Suaramubalighah.com, opini — “Pesantren progresif”, barangkali ini istilah yang baru kita dengar. Mengutip Majalah Tempo edisi Mei 2022, pesantren progresif adalah pesantren yang secara progresif menekankan pentingnya menjaga lingkungan, mengajarkan kesetaraan gender, dan perlindungan terhadap kekerasan seksual. Terlebih kita tidak bisa menutup mata akan realitas saat ini bahwa korban-korban kekerasan seksual di luar sana acap kali mencari pesantren untuk “menyelamatkan” diri.

Di Indonesia, setidaknya terdapat tujuh pesantren progresif. Empat dari tujuh pesantren itu memiliki rekam jejak panjang menangani korban kekerasan seksual. Mereka menampung dan mendampingi korban kekerasan seksual, termasuk membantu memulihkannya.

Mereka juga mengadvokasi berbagai kasus kekerasan seksual jika itu menimpa santrinya. Pesantren juga siap pasang badan melindungi korban dan menghadapi pelakunya.

Pada intinya, pesantren progresif hendak menunjukkan bahwa pesantren bukan lagi sekadar lembaga pendidikan agama yang eksklusif. Mereka tidak akan dianggap terkungkung di balik tembok sebagaimana anggapan selama ini, melainkan bergerak untuk manusia dan alam. Pesantren seolah diposisikan selaku institusi keagamaan yang punya peran signifikan untuk mengampanyekan isu kekerasan seksual yang berlanjut menjadi isu kesetaraan gender.

Hakikat Pesantren

Pesantren adalah pusat pendidikan untuk menjadi generasi tafaqquh fiddin (penguasaan di bidang agama Islam). Fungsi pesantren juga sebagai lokus pembelajaran agama dan tsaqafah Islam sehingga Islam bisa menjadi problem solver. Tersebab hal itu, kita harus memosisikan hakikat pesantren sebagai lembaga pendidikan pencetak santri calon ulama, baik laki-laki maupun perempuan.

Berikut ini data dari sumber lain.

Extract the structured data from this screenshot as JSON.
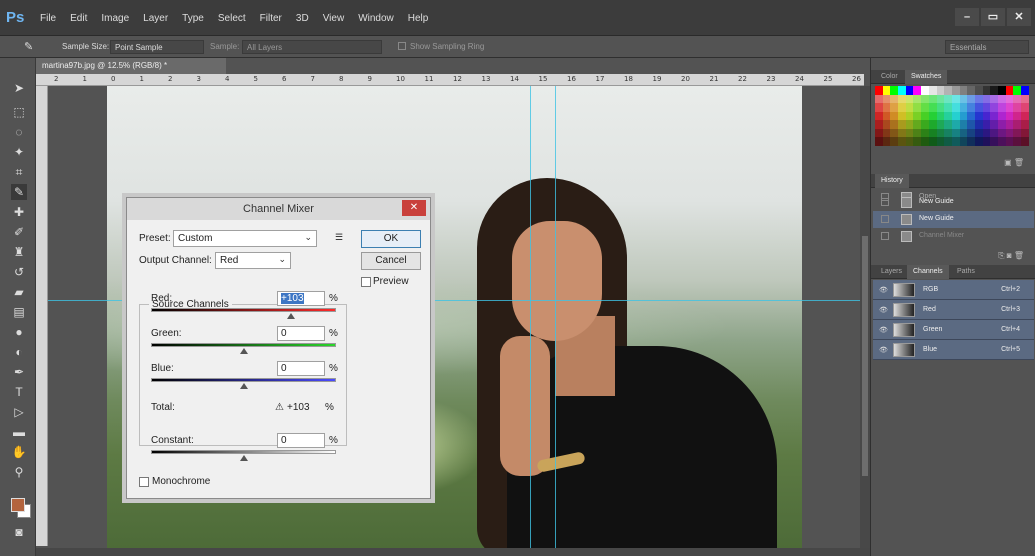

Tentu agak janggal ketika pesantren menjadi lokus untuk mengatasi kekerasan seksual. Memang benar, pesantren sangat mungkin menjadi solusi di tengah hiruk-pikuk maraknya perilaku amoralisasi generasi muda. Pesantren boleh disebut tempat yang tepat untuk menempa diri, menuju pertobatan sejati. Namun, hal ini makin janggal jika selanjutnya pesantren menjadi pusat untuk menyuarakan kesetaraan gender.

Apakah sebetulnya adanya pesantren progresif ini dalam rangka menegaskan bahwa solusi bagi korban kekerasan seksual adalah dengan menjadikan mereka pegiat gender bertopeng Islam?

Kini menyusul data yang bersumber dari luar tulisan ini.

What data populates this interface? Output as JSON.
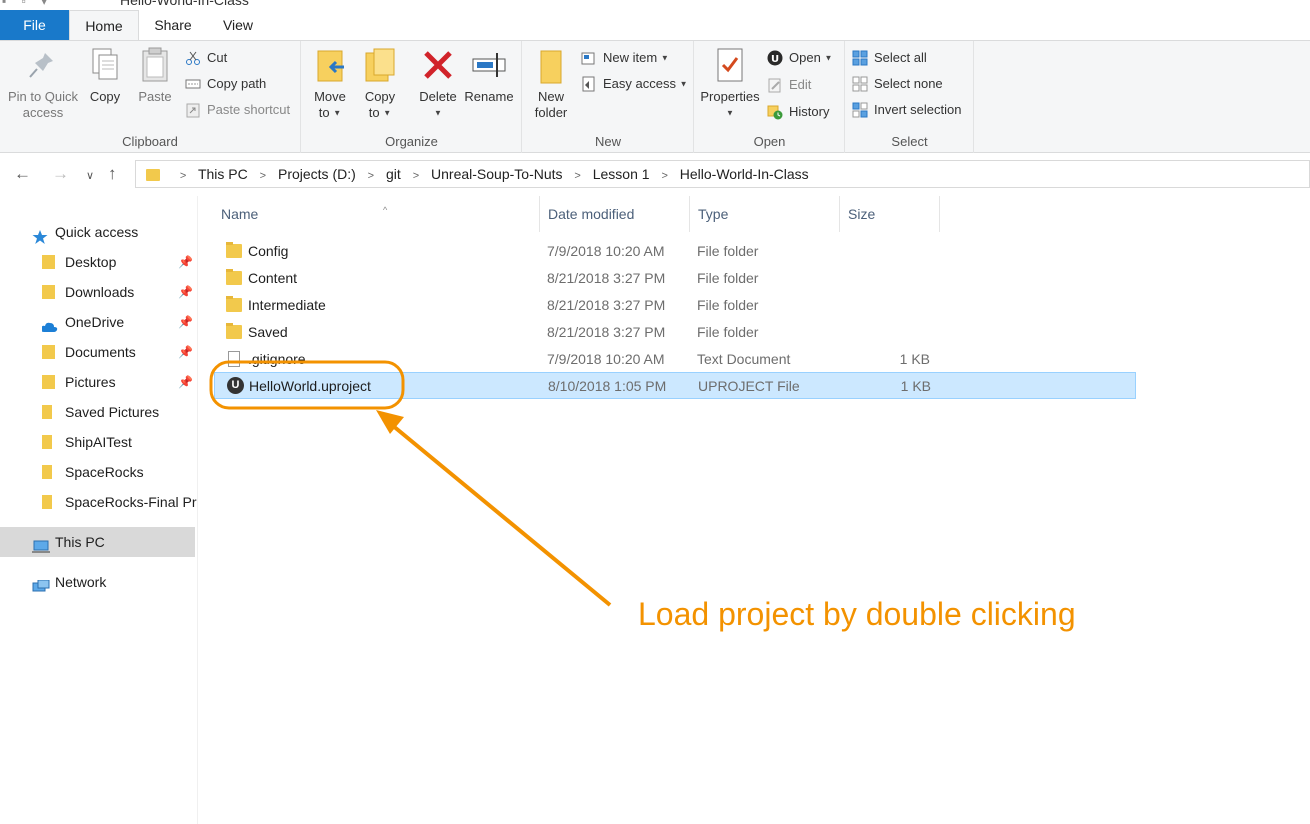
{
  "window": {
    "title": "Hello-World-In-Class"
  },
  "ribbon_tabs": [
    "File",
    "Home",
    "Share",
    "View"
  ],
  "clipboard": {
    "label": "Clipboard",
    "pin": "Pin to Quick access",
    "copy": "Copy",
    "paste": "Paste",
    "cut": "Cut",
    "copy_path": "Copy path",
    "paste_shortcut": "Paste shortcut"
  },
  "organize": {
    "label": "Organize",
    "move_to": "Move to",
    "copy_to": "Copy to",
    "delete": "Delete",
    "rename": "Rename"
  },
  "new_group": {
    "label": "New",
    "new_folder": "New folder",
    "new_item": "New item",
    "easy_access": "Easy access"
  },
  "open_group": {
    "label": "Open",
    "properties": "Properties",
    "open": "Open",
    "edit": "Edit",
    "history": "History"
  },
  "select_group": {
    "label": "Select",
    "select_all": "Select all",
    "select_none": "Select none",
    "invert": "Invert selection"
  },
  "breadcrumb": [
    "This PC",
    "Projects (D:)",
    "git",
    "Unreal-Soup-To-Nuts",
    "Lesson 1",
    "Hello-World-In-Class"
  ],
  "nav": {
    "quick_access": "Quick access",
    "items": [
      "Desktop",
      "Downloads",
      "OneDrive",
      "Documents",
      "Pictures",
      "Saved Pictures",
      "ShipAITest",
      "SpaceRocks",
      "SpaceRocks-Final Pr"
    ],
    "this_pc": "This PC",
    "network": "Network"
  },
  "columns": {
    "name": "Name",
    "date": "Date modified",
    "type": "Type",
    "size": "Size"
  },
  "files": [
    {
      "name": "Config",
      "date": "7/9/2018 10:20 AM",
      "type": "File folder",
      "size": ""
    },
    {
      "name": "Content",
      "date": "8/21/2018 3:27 PM",
      "type": "File folder",
      "size": ""
    },
    {
      "name": "Intermediate",
      "date": "8/21/2018 3:27 PM",
      "type": "File folder",
      "size": ""
    },
    {
      "name": "Saved",
      "date": "8/21/2018 3:27 PM",
      "type": "File folder",
      "size": ""
    },
    {
      "name": ".gitignore",
      "date": "7/9/2018 10:20 AM",
      "type": "Text Document",
      "size": "1 KB"
    },
    {
      "name": "HelloWorld.uproject",
      "date": "8/10/2018 1:05 PM",
      "type": "UPROJECT File",
      "size": "1 KB"
    }
  ],
  "annotation": {
    "text": "Load project by double clicking",
    "color": "#f39200"
  },
  "colors": {
    "accent": "#1979ca",
    "selection": "#cce8ff",
    "folder": "#f2c94c"
  }
}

Sekularisme, Moderasi Beragama, Kesetaraan Gender

Sungguh licik sekularisme karena telah menjadikan pesantren sebagaimana pesantren progresif. Seolah tampak “baik” dengan berlabel Islam, nyatanya pesantren progresif hanya menjadi alibi demi memuluskan ide asing kesetaraan gender. Bagaimana mungkin sebuah lembaga Islam, bahkan corong kebangkitan umat, malah menjadi agen ide asing?

Atas nama derasnya arus moderasi beragama, peran politis dan strategis pesantren telah dibajak agar menjadi lembaga inklusif sebagaimana misi pesantren progresif. Ini sama saja menjadikan pesantren sebagai lembaga yang mencampuradukkan ide yang hak dari Islam, dengan ide batil sekularisme sehingga kesetaraan gender bisa bergaung di pusat-pusat pendidikan generasi muslim. Pendampingan korban kekerasan seksual hanya ibarat entry point demi mengegolkan isu sentralnya, yakni kesetaraan gender berbasis pesantren.

Ini sangat berkelindan dengan agenda besar Kongres Ulama Perempuan Indonesia (KUPI) II pada November 2022 mendatang. KUPI I lima tahun lalu (2017) telah menghasilkan ikrar ulama perempuan yang sarat ide kesetaraan gender.

Jelas ini patut kita waspadai karena para pegiat gender akan terus mencari peluang dalam berbagai kesempatan untuk mengaruskan pemikirannya, termasuk melalui forum maupun lembaga keislaman. 

Umat perlu terus disadarkan bahwa tuntutan kesetaraan gender bukan berasal dari Islam. Muslimah tidak butuh kesetaraan gender karena syariat Islam telah memberikan posisi dan status mulia sebagai hamba Allah, terhadap korban kekerasan seksual sekalipun.

Harus kita tekankan, solusi kekerasan seksual bukanlah dengan memperjuangkan kesetaraan gender, melainkan pelaksanaan syariat Islam kaffah, baik pada level individu korban, masyarakat tempat mereka hidup, serta negara selaku pengambil kebijakan.

Khatimah

Mencermati semua ini, umat Islam patut menyadari peran strategis santri dan pesantren. Kendati sudah era digital, pesantren masih menjadi lembaga tepercaya untuk mendidik generasi umat agar tidak mudah ikut gerusan zaman dan arah pergaulan yang negatif.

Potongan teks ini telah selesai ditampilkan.